Trattamenti interventistici

Lo shunt portosistemico intraepatico transgiugulare comporta la decompressione delle elevate pressioni presenti nella circolazione portale, inserendo un piccolo stent tra la vena porta e la vena epatica. Questo viene fatto attraverso cateteri, guidati radiologicamente, che vengono passati nella vena epatica o attraverso la vena giugulare interna o la vena femorale comune.
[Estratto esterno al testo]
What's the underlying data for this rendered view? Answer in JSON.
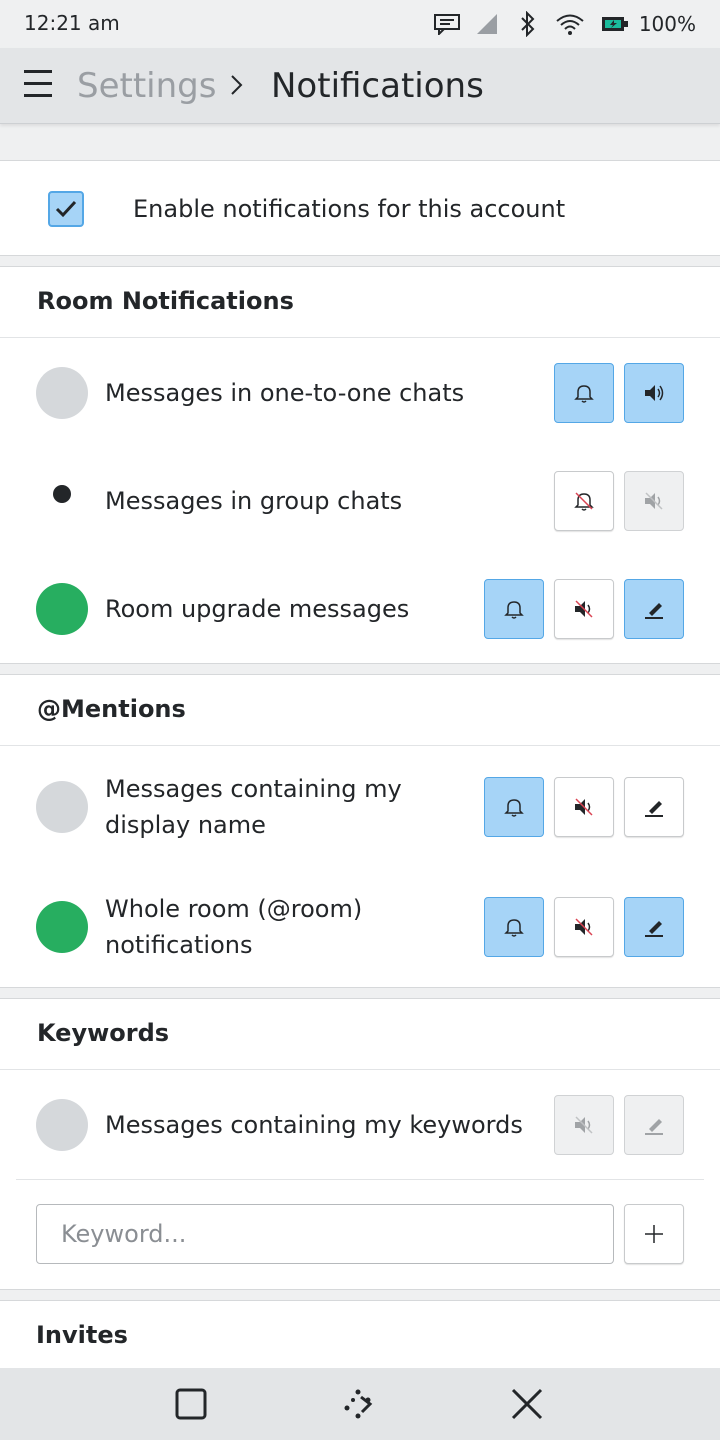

Teoricamente, una diminuzione della pressione portale è ritenuta in grado di invertire i fenomeni emodinamici che alla fine portano allo sviluppo della sindrome epatorenale. La procedura ha dimostrato di migliorare la funzionalità renale nei pazienti con sindrome epatorenale. Le complicazioni della TIPS per il trattamento della sindrome includono il peggioramento della encefalopatia epatica (in quanto la procedura prevede la creazione forzata di uno shunt porto-sistemico, aggirando, di fatto, la capacità del fegato di elaborare le tossine), l’impossibilità di raggiungere una riduzione adeguata della pressione portale e un possibile sanguinamento.

La dialisi epatica comporta una dialisi extracorporea allo scopo di rimuovere le tossine dalla circolazione, solitamente attraverso l’aggiunta di un secondo circuito di dialisi contenente una membrana costituita da albumina. Questa tecnica ha già dato buoni risultati, ma tuttavia è ancora in via di sviluppo.

La terapia di sostituzione renale (emodialisi) può essere richiesta per trattare individui con sindrome epatorenale in attesa di trapianto di fegato, anche se la condizione del paziente può decidere le modalità da utilizzare. L’uso della dialisi, tuttavia, non porta a recupero o alla conservazione della funzionalità renale nei pazienti con sindrome epatorenale ed è, essenzialmente, utilizzata solo per evitare le complicazioni dovute ad insufficienza renale fino a quando il trapianto può avvenire. In pazienti sottoposti ad emodialisi, vi si potrebbe anche riscontrare un aumentato del rischio di mortalità dovuta a ipotensione, sebbene studi adeguati debbano ancora essere eseguiti. Come risultato, il ruolo della terapia di sostituzione renale nei pazienti con la sindrome rimane ancora poco chiara.